In the media, Harris was portrayed as deranged, and Klebold as prone to depression. They were dehumanized, described as monsters. Psychologically, they couldn't be normal at all; they had to be aberrations, come untethered from social bonds. Any statement about identifying with them was taboo, repressed, tantamount to homicidal or suicidal tendencies, impossible to reconcile with the status quo that so many had put faith in, that was supposed to keep kids safe and alive and in school.

But the culture industry – the media included – thrives on the capacity of spectator-consumers to identify with the representations that it generates and regenerates. And there's a kind of unspoken romance to tragic cases in particular, an attraction to the pain of others, an idolization of those who die young (actors, musicians, artists; self-inflicted or not). Difficult though it may be to believe, that's been the case with Harris and Klebold, too: Rogers discovered a subculture of teenage girls who obsess over them, using the Internet as a forum to express their empathy with the shooters as well as a sexual attraction to them. Not only does this challenge the media's portraits of Harris and Klebold, it in fact forces us to face an inconvenient truth – that a death drive, rage, vulnerability, difficulties expressing oneself and integrating socially, and even a capacity for atrocities are categorically human traits.

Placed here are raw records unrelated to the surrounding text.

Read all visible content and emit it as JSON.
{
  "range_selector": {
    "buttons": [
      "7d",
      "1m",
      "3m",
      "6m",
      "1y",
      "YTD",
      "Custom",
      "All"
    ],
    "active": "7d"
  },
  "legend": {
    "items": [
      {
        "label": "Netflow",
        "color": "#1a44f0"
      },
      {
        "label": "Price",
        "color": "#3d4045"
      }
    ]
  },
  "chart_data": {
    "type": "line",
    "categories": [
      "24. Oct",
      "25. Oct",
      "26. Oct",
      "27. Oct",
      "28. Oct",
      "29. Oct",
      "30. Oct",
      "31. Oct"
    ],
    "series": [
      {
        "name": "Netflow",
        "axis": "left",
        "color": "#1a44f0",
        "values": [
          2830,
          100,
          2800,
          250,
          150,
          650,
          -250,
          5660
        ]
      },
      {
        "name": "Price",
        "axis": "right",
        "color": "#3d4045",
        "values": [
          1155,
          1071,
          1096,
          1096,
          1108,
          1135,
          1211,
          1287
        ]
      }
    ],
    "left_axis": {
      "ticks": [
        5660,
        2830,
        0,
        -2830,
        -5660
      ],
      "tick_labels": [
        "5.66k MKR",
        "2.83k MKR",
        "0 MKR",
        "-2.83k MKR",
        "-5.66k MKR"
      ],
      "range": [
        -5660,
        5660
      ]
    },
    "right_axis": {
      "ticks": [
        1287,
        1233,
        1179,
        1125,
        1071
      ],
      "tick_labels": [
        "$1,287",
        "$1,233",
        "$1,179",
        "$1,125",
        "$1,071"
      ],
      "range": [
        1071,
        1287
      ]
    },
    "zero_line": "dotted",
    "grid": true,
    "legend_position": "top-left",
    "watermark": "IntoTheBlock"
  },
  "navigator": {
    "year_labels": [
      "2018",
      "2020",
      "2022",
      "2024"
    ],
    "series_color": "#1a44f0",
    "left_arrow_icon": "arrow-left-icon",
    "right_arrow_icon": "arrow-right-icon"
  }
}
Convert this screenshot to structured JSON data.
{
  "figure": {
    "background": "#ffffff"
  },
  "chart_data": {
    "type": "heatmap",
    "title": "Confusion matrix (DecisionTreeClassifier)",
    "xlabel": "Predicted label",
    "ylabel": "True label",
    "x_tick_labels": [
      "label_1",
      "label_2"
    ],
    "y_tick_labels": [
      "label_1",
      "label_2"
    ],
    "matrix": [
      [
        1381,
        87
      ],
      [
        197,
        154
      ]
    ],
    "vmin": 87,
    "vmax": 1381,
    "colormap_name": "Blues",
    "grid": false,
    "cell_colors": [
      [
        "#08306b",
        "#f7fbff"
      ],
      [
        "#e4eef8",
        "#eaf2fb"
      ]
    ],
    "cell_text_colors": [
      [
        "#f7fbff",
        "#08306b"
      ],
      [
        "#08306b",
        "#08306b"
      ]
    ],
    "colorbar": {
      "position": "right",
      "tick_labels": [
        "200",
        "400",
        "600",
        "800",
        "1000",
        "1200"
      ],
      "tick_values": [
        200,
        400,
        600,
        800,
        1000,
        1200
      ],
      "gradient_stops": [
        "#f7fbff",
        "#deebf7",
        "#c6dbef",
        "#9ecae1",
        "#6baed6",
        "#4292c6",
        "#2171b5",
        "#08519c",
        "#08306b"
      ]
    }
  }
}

Several cultural icons crop up in Columbine Library, setting up a chain of identification always in relation to Rogers herself – the artist, the tie that binds. Perhaps more than we'd like to admit, there's something that unites the perpetrators of a horrific school shooting, the victims, adolescent girls (so often typecast as innocent, pure, and non-violent), a cartoon of an angst-filled teenage girl, one of a rage-filled girl, a captive killer whale turned violent, a pacifist bull from a children's book, and a musician who succumbed to addiction and depression. As Rogers, a kind of medium for the subjectivity of the young girl, threads together uncanny representations of these cultural icons, she reveals something intimate about herself. At the same time, she exposes societal norms and cultural memory for what they are: collective and constructed.